At first glance, you may be under the impression that all an estate plan is for is to designate heirs who will benefit from the distribution of your assets. Additionally, you may have funeral arrangements made and cost accommodations in your estate plans.
However, you’ll likely have to consider much more than that before your estate plan is finished. Here’s what you should know:
The executor of the estate
After you pass away, someone will have to put your estate plans in order to ensure your assets are distributed without issues. That role typically goes to an executor of the estate.

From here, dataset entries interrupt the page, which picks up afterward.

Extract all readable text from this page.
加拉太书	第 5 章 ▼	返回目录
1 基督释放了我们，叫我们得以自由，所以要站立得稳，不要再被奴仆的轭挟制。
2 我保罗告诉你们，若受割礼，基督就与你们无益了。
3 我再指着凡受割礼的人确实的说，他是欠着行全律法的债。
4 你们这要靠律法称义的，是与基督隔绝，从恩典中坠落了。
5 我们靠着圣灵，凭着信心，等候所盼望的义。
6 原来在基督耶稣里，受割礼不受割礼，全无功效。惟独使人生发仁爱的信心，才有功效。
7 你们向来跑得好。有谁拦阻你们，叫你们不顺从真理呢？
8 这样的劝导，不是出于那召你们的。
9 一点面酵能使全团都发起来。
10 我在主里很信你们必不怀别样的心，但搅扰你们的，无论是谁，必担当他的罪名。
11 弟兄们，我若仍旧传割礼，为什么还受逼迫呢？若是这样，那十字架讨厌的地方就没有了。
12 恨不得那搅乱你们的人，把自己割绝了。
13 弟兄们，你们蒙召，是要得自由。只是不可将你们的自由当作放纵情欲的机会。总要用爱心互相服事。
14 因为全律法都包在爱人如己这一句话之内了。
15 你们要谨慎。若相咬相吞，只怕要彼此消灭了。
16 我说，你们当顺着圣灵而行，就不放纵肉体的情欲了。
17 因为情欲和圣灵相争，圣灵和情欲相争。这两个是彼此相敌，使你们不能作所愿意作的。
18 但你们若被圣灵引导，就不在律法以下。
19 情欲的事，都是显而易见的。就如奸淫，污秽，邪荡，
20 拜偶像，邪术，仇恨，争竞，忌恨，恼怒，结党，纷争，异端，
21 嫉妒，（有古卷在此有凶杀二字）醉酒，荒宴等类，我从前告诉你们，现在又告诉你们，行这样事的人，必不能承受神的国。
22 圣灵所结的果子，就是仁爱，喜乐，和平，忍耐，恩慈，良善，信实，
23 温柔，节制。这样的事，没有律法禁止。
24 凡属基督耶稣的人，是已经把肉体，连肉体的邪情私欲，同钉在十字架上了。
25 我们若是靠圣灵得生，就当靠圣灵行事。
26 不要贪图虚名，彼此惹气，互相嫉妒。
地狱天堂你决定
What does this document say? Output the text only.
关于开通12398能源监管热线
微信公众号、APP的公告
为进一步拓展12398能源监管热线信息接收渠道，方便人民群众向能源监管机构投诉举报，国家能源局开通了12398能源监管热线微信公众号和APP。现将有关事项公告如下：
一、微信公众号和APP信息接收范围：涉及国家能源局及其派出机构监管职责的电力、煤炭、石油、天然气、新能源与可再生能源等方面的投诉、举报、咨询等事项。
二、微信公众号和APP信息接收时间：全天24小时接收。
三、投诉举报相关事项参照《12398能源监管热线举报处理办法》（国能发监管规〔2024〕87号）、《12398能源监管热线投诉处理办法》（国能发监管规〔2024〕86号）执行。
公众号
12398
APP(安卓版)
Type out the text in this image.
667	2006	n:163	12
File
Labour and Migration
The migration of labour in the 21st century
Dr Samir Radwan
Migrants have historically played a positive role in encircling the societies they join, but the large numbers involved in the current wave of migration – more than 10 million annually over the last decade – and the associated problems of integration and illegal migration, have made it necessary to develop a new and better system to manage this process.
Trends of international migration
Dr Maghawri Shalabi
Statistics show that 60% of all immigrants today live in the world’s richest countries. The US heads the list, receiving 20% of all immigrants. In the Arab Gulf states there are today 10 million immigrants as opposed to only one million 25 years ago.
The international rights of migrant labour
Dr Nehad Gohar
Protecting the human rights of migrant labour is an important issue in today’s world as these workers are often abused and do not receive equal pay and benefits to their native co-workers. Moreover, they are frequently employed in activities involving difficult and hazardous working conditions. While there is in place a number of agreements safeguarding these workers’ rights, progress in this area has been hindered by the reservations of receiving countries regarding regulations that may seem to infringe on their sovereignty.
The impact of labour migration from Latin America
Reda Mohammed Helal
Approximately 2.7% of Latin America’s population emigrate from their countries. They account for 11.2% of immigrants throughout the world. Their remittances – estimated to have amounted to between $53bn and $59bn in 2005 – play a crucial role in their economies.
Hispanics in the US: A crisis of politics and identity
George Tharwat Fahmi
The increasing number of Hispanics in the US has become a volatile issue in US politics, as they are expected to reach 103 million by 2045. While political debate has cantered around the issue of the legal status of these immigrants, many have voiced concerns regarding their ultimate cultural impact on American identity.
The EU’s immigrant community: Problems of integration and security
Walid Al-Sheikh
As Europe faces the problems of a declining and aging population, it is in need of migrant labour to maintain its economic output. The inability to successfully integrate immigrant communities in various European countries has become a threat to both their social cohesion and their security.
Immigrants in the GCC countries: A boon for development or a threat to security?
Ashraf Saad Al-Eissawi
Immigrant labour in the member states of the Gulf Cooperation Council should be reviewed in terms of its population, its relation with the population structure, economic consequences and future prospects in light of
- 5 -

An executor manages much more than estate distribution, however. They may be responsible for many things, such as paying your taxes, collecting death certificates, contacting interested parties, and securing assets. All of this usually happens during probate, a period of time that could last for a year, if not more, which allows an executor to fulfill their role.
Power of attorney
Many people believe that an estate plan is like a set of instructions that are carried out after the testator passes away. While that’s not entirely wrong, there is one big role, which is often forgotten, that handles matters while the testator is still alive: a power of attorney. They are a representative that, simply put, makes financial and medical decisions on behalf of the testator if they’re incapacitated.
If you have children, then you may fear what could happen if you pass away before they’re grown. If this is the case, then you may want to consider naming a guardian in your estate plan. This ensures that someone will be there to raise your children when you can’t.
While that’s a few of the basics included in an estate plan, there are many other legal matters to consider.